The coaching placebo
This can have massive implications for coaching. There are a number of “all-star” coaches in the athletics world; I’ve often wondered if these coaches are actually good coaches, or if their track record of success (which we assume means that they are good coaches, but could just mean they’re good at recruiting athletes) means that athletes believe in their training program to a far greater extent, believe that they are better prepared than other athletes, and therefore perform much better. Similarly, a number of former athletes are now well-established coaches; are they “good” (i.e. skilled) coaches, or does their former success—and their ability to strongly emphasize with athletes given their shared experiences—in turn drive their athletes’ performances? As always, it’s likely a combination of a variety of factors, but I’ve often wondered what would happen if I gave an identical training program to two groups of athletes, and told one group that it was from a famous coach with a lot of success, and told the other that it was from a university student—would both groups have the same level of success?
The authors also suggest that training partners can exert a strong performance-enhancing placebo effect. When we train with people, we get an intrinsic understanding of their level; are they the same, better, or worse than me? When we then view their performance, we can then “rank” ourselves against that performance. So, for example, if we see a training partner that we believe we are better than perform really well, this in turn can enhance our own performance. As an example, I used to train with Jason Gardener, who was, at the time, British record holder over 60m. During our winter training phase, I was actually very competitive with Jason in our training performances—much more so than the differences in our best times would suggest—and this gave me a huge amount of confidence going into the indoor season, in which I subsequently ran a huge 60m PB of 6.55 seconds.
Finding the placebo
It’s difficult to give highly practical advice based on this paper, as coaches can’t really change their social status easily; if you haven’t been a successful athlete in the past, you can’t go back in time and become one. What is important, I believe, is that coaches are aware of the importance of non-verbal cues—such as confidence—on their athletes.

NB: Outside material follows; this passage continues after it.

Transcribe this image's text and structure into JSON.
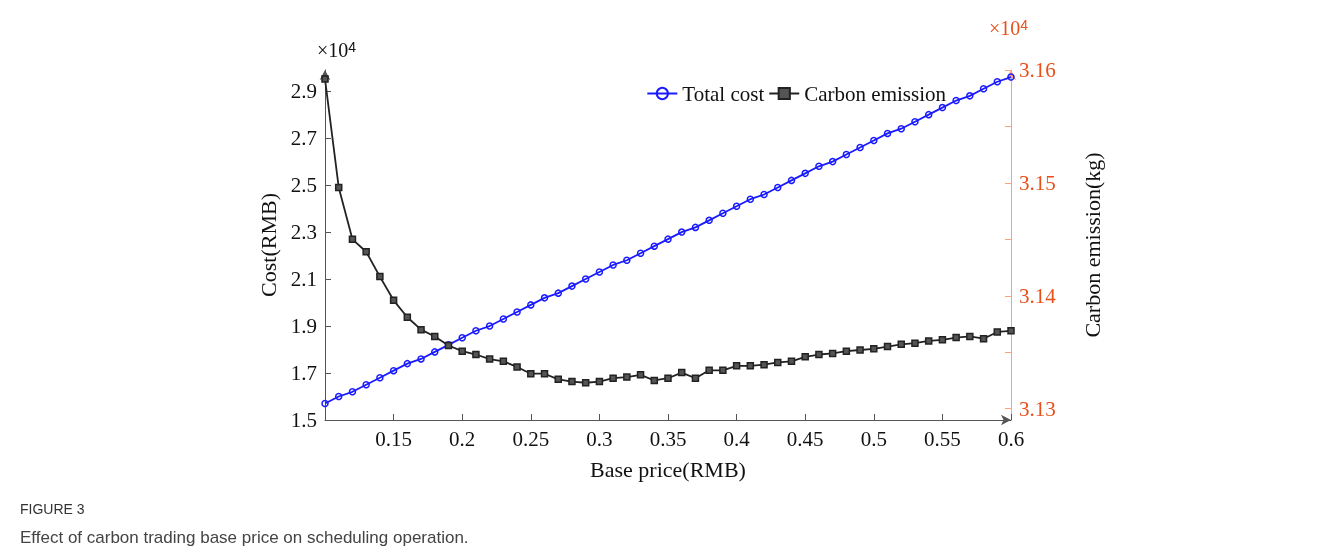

There is also a lot to be said for getting the composition of a training group right; ideally, you’d have some experienced athletes that developing athletes can use as a marker of their own performance, and a variety of training partners to provide an important social dynamic. Similarly, coaches should be aware of the social aspects of training group, and should perhaps try to foster a team spirit, whilst being wary of social issues (such as unfriendliness) that may be negatively affecting some athletes within the group.
Whilst it may be tempting to dismiss this as “the power of the mind”, the clear and very real physiological effects of placebos demonstrate that this has the potential to affect physical response to some extent. Clearly, given the ever-increasing body of research around these emerging concepts, we can no longer view coaching as just merely the physical and technical development of athletes; it is so much more than that.